Tim Duncan’s closing act
In putting pen to paper, San Antonio Spurs franchise cornerstone Tim Duncan will have also signed off on the countdown to the rest of his career.
By signing a multi-year deal with the only NBA team he has ever known, in all probability his last, Duncan also puts a tangible number on what’s left of his career.
Three years.
Three years left for the basketball world to enjoy the understated brilliance of one of the ten greatest players to have ever picked up a basketball before he rides off into the sunset for this third and final act.
It’s perhaps too early to get caught up in looking back on Duncan’s career, but when that time comes I imagine it can be broken down into five acts—two transitional periods that bridge three distinct teams in Duncan’s career:
- (1997-2001) The remnants of the David Robinson era, a team bolstered by veterans like Avery Johnson and Sean Elliott to help protect and shape Duncan through his early formative years.
- (2003-2007) The Big Three era that marked Duncan’s prime and the teams he will be most associated with.
- (2011-xxxx) Duncan’s closing act, surrounded by old friends (Tony Parker and Manu Ginobili) and new faces (Tiago Splitter, Danny Green, Kawhi Leonard) to give a fading but still prominent Duncan a dignified sendoff.
For all intents and purposes the San Antonio Spurs have been in a transitory phase over the past 4-5 years, distributing Duncan’s power and responsibilities more evenly between him, Parker, and Ginobili, while shifting to a system that would enable an aging Duncan a final run.
Last year’s team represents the first fully-formed iteration of that process.
By re-signing Boris Diaw and Danny Green to two and three-year deals respectively, trading for Kawhi Leonard, and extending Parker and Ginobili to contracts with expirations that coincide with the rest of the roster’s, the Spurs have set Duncan up with the team he will make his final run with.
The Spurs front office will continue to work around the fringes, keeping or moving the likes of Tiago Splitter, Matt Bonner, DeJuan Blair, or Gary Neal as needs or opportunities arise.
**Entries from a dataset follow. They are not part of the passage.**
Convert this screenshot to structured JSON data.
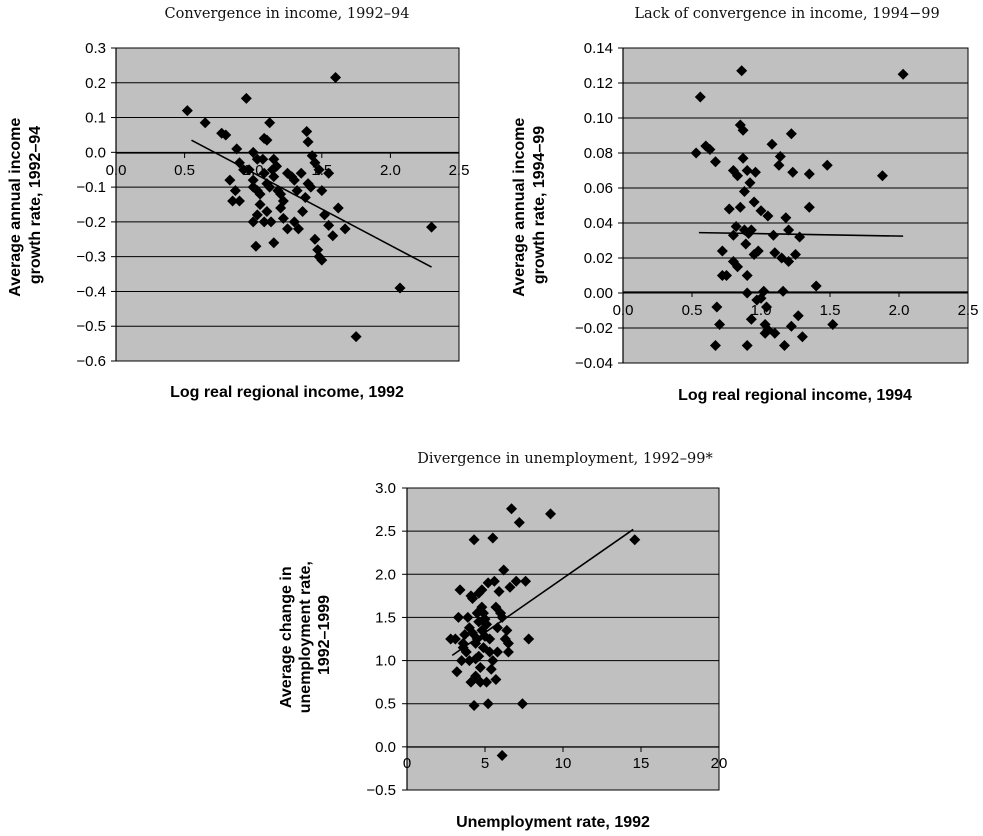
{
  "chart_data": [
    {
      "type": "scatter",
      "title": "Convergence in income, 1992–94",
      "xlabel": "Log real regional income, 1992",
      "ylabel": "Average annual income growth rate, 1992–94",
      "ylabel_lines": [
        "Average annual income",
        "growth rate, 1992–94"
      ],
      "xlim": [
        0,
        2.5
      ],
      "ylim": [
        -0.6,
        0.3
      ],
      "xticks": [
        0,
        0.5,
        1,
        1.5,
        2,
        2.5
      ],
      "xtick_labels": [
        "0.0",
        "0.5",
        "1.0",
        "1.5",
        "2.0",
        "2.5"
      ],
      "yticks": [
        -0.6,
        -0.5,
        -0.4,
        -0.3,
        -0.2,
        -0.1,
        0,
        0.1,
        0.2,
        0.3
      ],
      "ytick_labels": [
        "−0.6",
        "−0.5",
        "−0.4",
        "−0.3",
        "−0.2",
        "−0.1",
        "0.0",
        "0.1",
        "0.2",
        "0.3"
      ],
      "grid": true,
      "trendline": [
        [
          0.55,
          0.035
        ],
        [
          2.3,
          -0.33
        ]
      ],
      "points": [
        [
          0.52,
          0.12
        ],
        [
          0.65,
          0.085
        ],
        [
          0.77,
          0.055
        ],
        [
          0.8,
          0.05
        ],
        [
          0.88,
          0.01
        ],
        [
          0.9,
          -0.03
        ],
        [
          0.93,
          -0.05
        ],
        [
          0.95,
          0.155
        ],
        [
          0.97,
          -0.05
        ],
        [
          1.0,
          -0.08
        ],
        [
          0.83,
          -0.08
        ],
        [
          0.87,
          -0.11
        ],
        [
          0.85,
          -0.14
        ],
        [
          0.9,
          -0.14
        ],
        [
          1.0,
          -0.1
        ],
        [
          1.03,
          -0.11
        ],
        [
          1.05,
          -0.12
        ],
        [
          1.07,
          -0.02
        ],
        [
          1.08,
          -0.06
        ],
        [
          1.1,
          -0.09
        ],
        [
          1.12,
          -0.1
        ],
        [
          1.14,
          -0.05
        ],
        [
          1.15,
          -0.07
        ],
        [
          1.18,
          -0.11
        ],
        [
          1.2,
          -0.12
        ],
        [
          1.22,
          -0.14
        ],
        [
          1.25,
          -0.06
        ],
        [
          1.28,
          -0.07
        ],
        [
          1.3,
          -0.08
        ],
        [
          1.32,
          -0.11
        ],
        [
          1.35,
          -0.06
        ],
        [
          1.38,
          -0.13
        ],
        [
          1.4,
          -0.09
        ],
        [
          1.42,
          -0.1
        ],
        [
          1.45,
          -0.03
        ],
        [
          1.48,
          -0.05
        ],
        [
          1.5,
          -0.11
        ],
        [
          1.52,
          -0.18
        ],
        [
          1.55,
          -0.21
        ],
        [
          1.58,
          -0.24
        ],
        [
          1.0,
          0.0
        ],
        [
          1.03,
          -0.02
        ],
        [
          1.08,
          0.04
        ],
        [
          1.1,
          0.035
        ],
        [
          1.12,
          0.085
        ],
        [
          1.15,
          -0.02
        ],
        [
          1.17,
          -0.04
        ],
        [
          1.2,
          -0.16
        ],
        [
          1.22,
          -0.19
        ],
        [
          1.25,
          -0.22
        ],
        [
          1.0,
          -0.2
        ],
        [
          1.03,
          -0.18
        ],
        [
          1.05,
          -0.15
        ],
        [
          1.08,
          -0.2
        ],
        [
          1.1,
          -0.17
        ],
        [
          1.13,
          -0.2
        ],
        [
          1.02,
          -0.27
        ],
        [
          1.15,
          -0.26
        ],
        [
          1.3,
          -0.2
        ],
        [
          1.33,
          -0.22
        ],
        [
          1.36,
          -0.17
        ],
        [
          1.39,
          0.06
        ],
        [
          1.4,
          0.03
        ],
        [
          1.43,
          -0.01
        ],
        [
          1.45,
          -0.25
        ],
        [
          1.47,
          -0.28
        ],
        [
          1.48,
          -0.3
        ],
        [
          1.5,
          -0.31
        ],
        [
          1.55,
          -0.06
        ],
        [
          1.6,
          0.215
        ],
        [
          1.62,
          -0.16
        ],
        [
          1.67,
          -0.22
        ],
        [
          1.75,
          -0.53
        ],
        [
          2.07,
          -0.39
        ],
        [
          2.3,
          -0.215
        ]
      ]
    },
    {
      "type": "scatter",
      "title": "Lack of convergence in income, 1994−99",
      "xlabel": "Log real regional income, 1994",
      "ylabel": "Average annual income growth rate, 1994–99",
      "ylabel_lines": [
        "Average annual income",
        "growth rate, 1994–99"
      ],
      "xlim": [
        0,
        2.5
      ],
      "ylim": [
        -0.04,
        0.14
      ],
      "xticks": [
        0,
        0.5,
        1,
        1.5,
        2,
        2.5
      ],
      "xtick_labels": [
        "0.0",
        "0.5",
        "1.0",
        "1.5",
        "2.0",
        "2.5"
      ],
      "yticks": [
        -0.04,
        -0.02,
        0,
        0.02,
        0.04,
        0.06,
        0.08,
        0.1,
        0.12,
        0.14
      ],
      "ytick_labels": [
        "−0.04",
        "−0.02",
        "0.00",
        "0.02",
        "0.04",
        "0.06",
        "0.08",
        "0.10",
        "0.12",
        "0.14"
      ],
      "grid": true,
      "trendline": [
        [
          0.55,
          0.0345
        ],
        [
          2.03,
          0.0325
        ]
      ],
      "points": [
        [
          0.53,
          0.08
        ],
        [
          0.56,
          0.112
        ],
        [
          0.6,
          0.084
        ],
        [
          0.63,
          0.082
        ],
        [
          0.67,
          0.075
        ],
        [
          0.68,
          -0.008
        ],
        [
          0.7,
          -0.018
        ],
        [
          0.67,
          -0.03
        ],
        [
          0.72,
          0.01
        ],
        [
          0.72,
          0.024
        ],
        [
          0.75,
          0.01
        ],
        [
          0.77,
          0.048
        ],
        [
          0.8,
          0.033
        ],
        [
          0.8,
          0.07
        ],
        [
          0.8,
          0.018
        ],
        [
          0.82,
          0.038
        ],
        [
          0.83,
          0.015
        ],
        [
          0.83,
          0.067
        ],
        [
          0.85,
          0.049
        ],
        [
          0.85,
          0.096
        ],
        [
          0.86,
          0.127
        ],
        [
          0.87,
          0.093
        ],
        [
          0.87,
          0.077
        ],
        [
          0.88,
          0.058
        ],
        [
          0.88,
          0.036
        ],
        [
          0.89,
          0.028
        ],
        [
          0.9,
          0.07
        ],
        [
          0.9,
          0.01
        ],
        [
          0.9,
          0.0
        ],
        [
          0.9,
          -0.03
        ],
        [
          0.91,
          0.034
        ],
        [
          0.92,
          0.063
        ],
        [
          0.93,
          -0.015
        ],
        [
          0.93,
          0.036
        ],
        [
          0.95,
          0.052
        ],
        [
          0.95,
          0.022
        ],
        [
          0.97,
          -0.004
        ],
        [
          0.98,
          0.024
        ],
        [
          1.0,
          0.047
        ],
        [
          1.0,
          -0.003
        ],
        [
          1.02,
          0.001
        ],
        [
          1.03,
          -0.018
        ],
        [
          1.03,
          -0.023
        ],
        [
          1.04,
          -0.008
        ],
        [
          1.05,
          -0.021
        ],
        [
          1.05,
          0.044
        ],
        [
          1.08,
          0.085
        ],
        [
          1.09,
          0.033
        ],
        [
          1.1,
          0.023
        ],
        [
          1.1,
          -0.023
        ],
        [
          1.13,
          0.073
        ],
        [
          1.14,
          0.078
        ],
        [
          1.15,
          0.02
        ],
        [
          1.16,
          0.001
        ],
        [
          1.17,
          -0.03
        ],
        [
          1.18,
          0.043
        ],
        [
          1.2,
          0.018
        ],
        [
          1.2,
          0.036
        ],
        [
          1.22,
          0.091
        ],
        [
          1.23,
          0.069
        ],
        [
          1.25,
          0.022
        ],
        [
          1.27,
          -0.013
        ],
        [
          1.28,
          0.032
        ],
        [
          1.3,
          -0.025
        ],
        [
          1.35,
          0.049
        ],
        [
          1.35,
          0.068
        ],
        [
          1.4,
          0.004
        ],
        [
          1.48,
          0.073
        ],
        [
          1.52,
          -0.018
        ],
        [
          1.88,
          0.067
        ],
        [
          2.03,
          0.125
        ],
        [
          1.22,
          -0.019
        ],
        [
          0.96,
          0.069
        ]
      ]
    },
    {
      "type": "scatter",
      "title": "Divergence in unemployment, 1992–99*",
      "xlabel": "Unemployment rate, 1992",
      "ylabel": "Average change in unemployment rate, 1992–1999",
      "ylabel_lines": [
        "Average change in",
        "unemployment rate,",
        "1992–1999"
      ],
      "xlim": [
        0,
        20
      ],
      "ylim": [
        -0.5,
        3.0
      ],
      "xticks": [
        0,
        5,
        10,
        15,
        20
      ],
      "xtick_labels": [
        "0",
        "5",
        "10",
        "15",
        "20"
      ],
      "yticks": [
        -0.5,
        0,
        0.5,
        1.0,
        1.5,
        2.0,
        2.5,
        3.0
      ],
      "ytick_labels": [
        "−0.5",
        "0.0",
        "0.5",
        "1.0",
        "1.5",
        "2.0",
        "2.5",
        "3.0"
      ],
      "grid": true,
      "trendline": [
        [
          2.9,
          1.06
        ],
        [
          14.5,
          2.52
        ]
      ],
      "points": [
        [
          2.8,
          1.25
        ],
        [
          3.1,
          1.25
        ],
        [
          3.2,
          0.87
        ],
        [
          3.3,
          1.5
        ],
        [
          3.4,
          1.82
        ],
        [
          3.5,
          1.0
        ],
        [
          3.6,
          1.2
        ],
        [
          3.7,
          1.3
        ],
        [
          3.8,
          1.1
        ],
        [
          3.9,
          1.5
        ],
        [
          4.0,
          1.38
        ],
        [
          4.0,
          1.0
        ],
        [
          4.1,
          0.75
        ],
        [
          4.1,
          1.75
        ],
        [
          4.2,
          1.32
        ],
        [
          4.3,
          2.4
        ],
        [
          4.3,
          0.48
        ],
        [
          4.4,
          1.2
        ],
        [
          4.4,
          0.82
        ],
        [
          4.5,
          1.25
        ],
        [
          4.5,
          1.55
        ],
        [
          4.6,
          1.45
        ],
        [
          4.6,
          1.05
        ],
        [
          4.6,
          1.78
        ],
        [
          4.7,
          0.75
        ],
        [
          4.7,
          0.92
        ],
        [
          4.8,
          1.35
        ],
        [
          4.8,
          1.62
        ],
        [
          4.9,
          1.15
        ],
        [
          4.9,
          1.55
        ],
        [
          5.0,
          1.48
        ],
        [
          5.0,
          1.28
        ],
        [
          5.1,
          1.42
        ],
        [
          5.1,
          0.75
        ],
        [
          5.2,
          0.5
        ],
        [
          5.2,
          1.9
        ],
        [
          5.3,
          1.25
        ],
        [
          5.3,
          1.1
        ],
        [
          5.4,
          0.9
        ],
        [
          5.5,
          1.0
        ],
        [
          5.5,
          2.42
        ],
        [
          5.6,
          1.92
        ],
        [
          5.7,
          1.62
        ],
        [
          5.7,
          0.78
        ],
        [
          5.8,
          1.1
        ],
        [
          5.9,
          1.8
        ],
        [
          6.0,
          1.55
        ],
        [
          6.1,
          1.5
        ],
        [
          6.1,
          -0.1
        ],
        [
          6.2,
          2.05
        ],
        [
          6.3,
          1.25
        ],
        [
          6.4,
          1.35
        ],
        [
          6.5,
          1.1
        ],
        [
          6.5,
          1.2
        ],
        [
          6.6,
          1.85
        ],
        [
          6.7,
          2.76
        ],
        [
          7.0,
          1.92
        ],
        [
          7.2,
          2.6
        ],
        [
          7.4,
          0.5
        ],
        [
          7.6,
          1.92
        ],
        [
          7.8,
          1.25
        ],
        [
          9.2,
          2.7
        ],
        [
          14.6,
          2.4
        ],
        [
          4.2,
          1.72
        ],
        [
          4.4,
          1.02
        ],
        [
          5.8,
          1.38
        ],
        [
          3.6,
          1.15
        ],
        [
          4.8,
          1.82
        ]
      ]
    }
  ]
}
And Stephen Jackson’s expiring contract remains a wild card to everything.
But the roster we see today will likely make up the majority of the roster during Duncan’s farewell tour, with enough youth and upside to help offset whatever age will whittle away over the next three years.
It stands today as one of the four or five elite teams capable of competing for a championship, perhaps just a notch below the two teams (Miami and Oklahoma City) that actually competed for last year’s championship.
Stability throughout the roster ensures that the team will be growing together and building upon each of the next two seasons as opposed to frantically reloading and propping itself up on a pile of desperation moves.
It’s a testament to the Spurs front office’s long-term vision that Duncan will avoid the roster upheaval and turmoil that befell the likes of Hakeem Olajuwon, Charles Barkely, Karl Malone, Scottie Pippen, and Patrick Ewing at the end of their careers.
R.C. Buford and Gregg Popovich have crafted a roster and system that both heavily relies on Duncan and accounts for any reasonable drops in production.
The flexibility the Spurs have left themselves for an immediate post-Duncan rebuild also prevents the Spurs from necessitating a complete organizational teardown, ensuring that the culture and foundations set by Duncan will grow the franchise through his example in ways that the Knicks, Bulls, and Rockets never managed to do with their own Hall of Fame players.
If this is the final Duncan contract, he will leave the game in a way so few players are afforded—Not staying past his relevance while affording himself the opportunity to expend every bit of basketball greatness he has left on a team he is comfortable with.
After years of writers predicting the Spurs fall, we can finally set a date. Three years. Enjoy every bit of it while it lasts.